Dzięki za odpowiedzi, dokładnie rzecz biorąc to czuję się kompletnie otumaniony/oszołomiony/otępiały, po wyjściu z sali filmowej, po obejrzeniu filmu w tv/kompie jest OK. Jest coś na rzeczy w tym co mówicie, gdyż miałem epizody depersonalizacji (= derealizacja, ale w odniesieniu do samego siebie). To wszystko są w sumie leciutkie odchylenia od normy, ale zapewne świadczą o czymś co trudniej zauważyć, gdyż jest niemalże wbudowane, a mianowicie nerwicy lub są to pozostałości traumy.
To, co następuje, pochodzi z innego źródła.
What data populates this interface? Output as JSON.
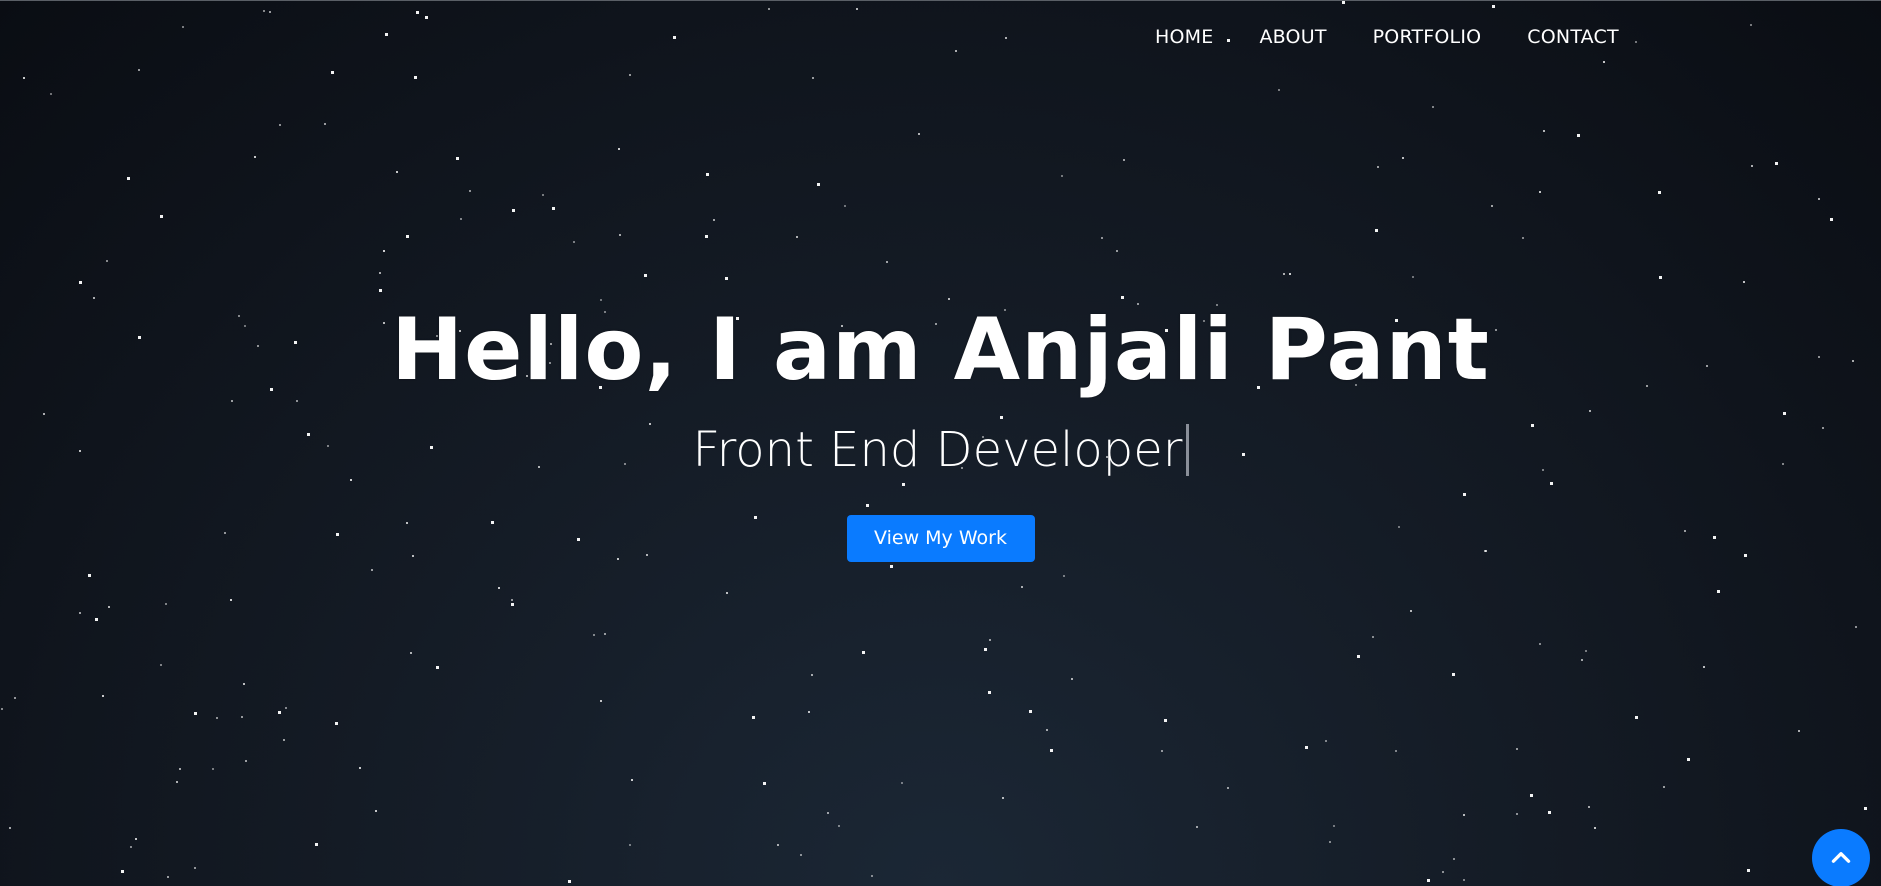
{
  "nav": {
    "items": [
      {
        "label": "HOME"
      },
      {
        "label": "ABOUT"
      },
      {
        "label": "PORTFOLIO"
      },
      {
        "label": "CONTACT"
      }
    ]
  },
  "hero": {
    "title": "Hello, I am Anjali Pant",
    "subtitle": "Front End Developer",
    "cta_label": "View My Work"
  },
  "scroll_top": {
    "icon": "chevron-up-icon"
  },
  "colors": {
    "accent": "#0a7bff",
    "background_dark": "#0a0d13",
    "background_light": "#1b2735",
    "text": "#ffffff"
  }
}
Wiecie jak się rozmawia z psychiatrami, trudno uzyskać opis własnego przypadku.

ps.
"To są jeszcze Ciemne Wieki nauki." - zgadzam się, od razu zaznaczę, że nie uciekam od i nie zwalczam farmakoterapii, z tego co czytałem, największym problemem samych leków jest to, że działają niewybiórczo, chorzy mogą mieć podwyższony poziom neuroprzekaźnika X w części Y mózgu, a w części Z obniżony - i jak to naprawić jednym lekiem ? ponadto wydaje mi się oczywiste, że za XXX lat podstawą, obok wywiadu, będzie obiektywne badanie mózgu w poszukiwaniu fizjologicznych anomalii towarzyszących trwałym problemom psychicznym, a na razie takie badania wykonuje się tylko na potrzeby artykułów naukowych by pokazać nowo odkrytą korelację pomiędzy stanem psychicznym, a fizjologicznym

ps2. czy znacie jakiekolwiek dobre książki (jakieś poradniki psychologiczne) opisujące na przykład : jakie strategie stosować by się zmotywować, osłabić lęk itd. ? niedawno przeczytałem bardzo konkretną i pomocną i prostą poradę mówiącą, że w przypadku wyzwań które są dla nas trudne i których szczególnie nie akceptujemy (nauka do egzaminu z nudnego przedmiotu), należy powstrzymać się od krytykowania samego siebie np. własnego dotychczasowego lenistwa w tej sprawie (gdybym się wczoraj zaczął uczyć, to już bym połowę umiał), gdyż powoduje to, że naszą energię musimy przeznaczyć, nie tylko do walki ze stresem związanym z podjęciem wreszcie nauki do egzaminu, lecz również na walkę ze stresem i obniżonym nastrojem wywołanymi samokrytyką
Jakoś nie mogę takich konkretnych poradników znaleźć, tylko same klony Pablo Coehla (bez obrazy) znajduję.
Polecam Ci książki: Potęga Podświadomości - Murphy; Moc Pozytywnego Myślenia - Norman Peale
Obie czytałam i obie są super!
A bierzesz leki na swój problem lub chodzisz na psychoterapię?
Czy pojawiło się to u Ciebie po jakimś konkretnym przeżyciu, czy tak samo nagle?